Libera Università della Terza Età Carbonia (CI) - Notizie associative e varia umanità - Un contenitore culturale di iniziative, laboratori, incontri sulla letteratura, la narrativa, la poesia, il cinema, la storia,.
GALLERIA - SLIDESHOW
Da Mosca a San Pietroburgo (1) Da Mosca a San Pietroburgo (2)
Da Mosca a San Pietroburgo (3) Da Mosca a San Pietroburgo (4)
Ieri, 1° giugno 2011, si è solta la serata finale dell'anno accademico 2010-2011. Ha preso la parola il Presidente, signor Luciano Bianciardi, che ha fatto una breve sintesi di tutti i protagonisti delle conferenze che hanno brillantemente animato l'attività della LUTEC dal mese di novembre a queste ultime battute finali. La serata prevedeva la lettura di poesie da parte di alcuni soci e il primo ad esibirsi è stato proprio il Presidente, con "Le foglie morte", di J. Prévert.
Jacques Prévert - Le foglie morte Oh!

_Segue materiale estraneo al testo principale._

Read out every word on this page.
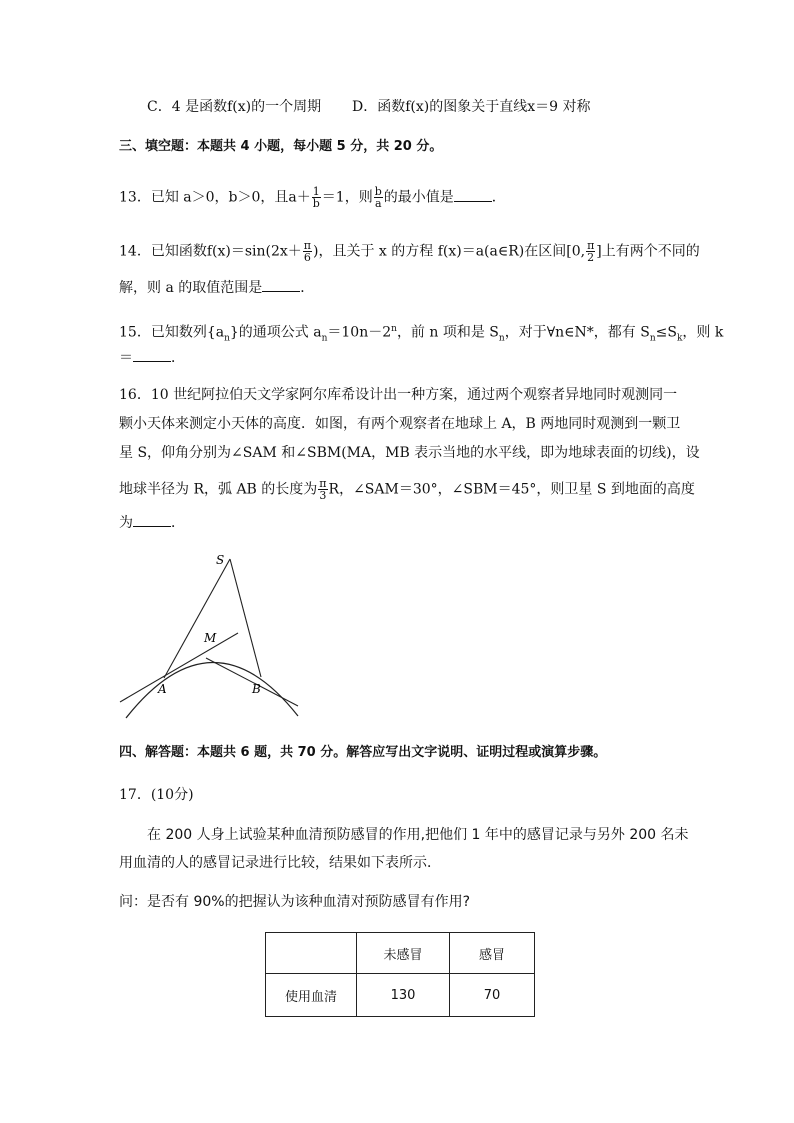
C．4 是函数f(x)的一个周期 D．函数f(x)的图象关于直线x＝9 对称
三、填空题：本题共 4 小题，每小题 5 分，共 20 分。
13．已知 a＞0，b＞0，且$a+ \frac{1}{b} =1$，则 $\frac{b}{a}$ 的最小值是	．
14．已知函数$f(x)=\sin(2x+ \frac{\pi}{6}$ )，且关于 x 的方程 f(x)＝a(a∈R)在区间[0, $\frac{\pi}{2}$ ]上有两个不同的
解，则 a 的取值范围是	．
15．已知数列$\{a_n\}$的通项公式 $a_n=10n-2^n$，前 n 项和是 $S_n$，对于∀n∈N*，都有 $S_n\le S_k$，则 k
＝	．
16．10 世纪阿拉伯天文学家阿尔库希设计出一种方案，通过两个观察者异地同时观测同一
颗小天体来测定小天体的高度．如图，有两个观察者在地球上 A，B 两地同时观测到一颗卫
星 S，仰角分别为∠SAM 和∠SBM(MA，MB 表示当地的水平线，即为地球表面的切线)，设
地球半径为 R，弧 AB 的长度为 $\frac{\pi}{3}$ R，∠SAM＝30°，∠SBM＝45°，则卫星 S 到地面的高度
为	．
S
M
A	B
四、解答题：本题共 6 题，共 70 分。解答应写出文字说明、证明过程或演算步骤。
17．(10分)
在 200 人身上试验某种血清预防感冒的作用,把他们 1 年中的感冒记录与另外 200 名未
用血清的人的感冒记录进行比较，结果如下表所示．
问：是否有 90%的把握认为该种血清对预防感冒有作用?
	未感冒	感冒
使用血清	130	70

Vorrei tanto che tu ricordassi i giorni felici quando eravamo amici. La vita era più bella. Il sole più bruciante. Le foglie morte cadono a mucchi... Vedi: non ho dimenticato. Le foglie morte cadono a mucchi come i ricordi e i rimpianti e il vento del nord le porta via nella fredda notte dell'oblio. Vedi: non ho dimenticato la canzone che mi cantavi. È una canzone che ci somiglia. Tu mi amavi io ti amavo. E vivevamo noi due insieme tu che mi amavi io che ti amavo. Ma la vita separa chi si ama piano piano senza far rumore e il mare cancella sulla sabbia i passi degli amanti divisi. Le foglie morte cadono a mucchi come i ricordi e i rimpianti. Ma il mio amore silenzioso e fedele sorride ancora e ringrazia la vita. Ti amavo tanto, eri così bella. Come potrei dimenticarti. La vita era più bella e il sole più bruciante. Eri la mia più dolce amica ... Ma non ho ormai che rimpianti. E la canzone che cantavi sempre, sempre la sentirò. È una canzone che ci somiglia. Tu mi amavi io ti amavo. E vivevamo noi due insieme tu che mi amavi io che ti amavo. Ma la vita separa chi si ama piano piano senza far rumore e il mare cancella sulla sabbia i passi degli amanti divisi.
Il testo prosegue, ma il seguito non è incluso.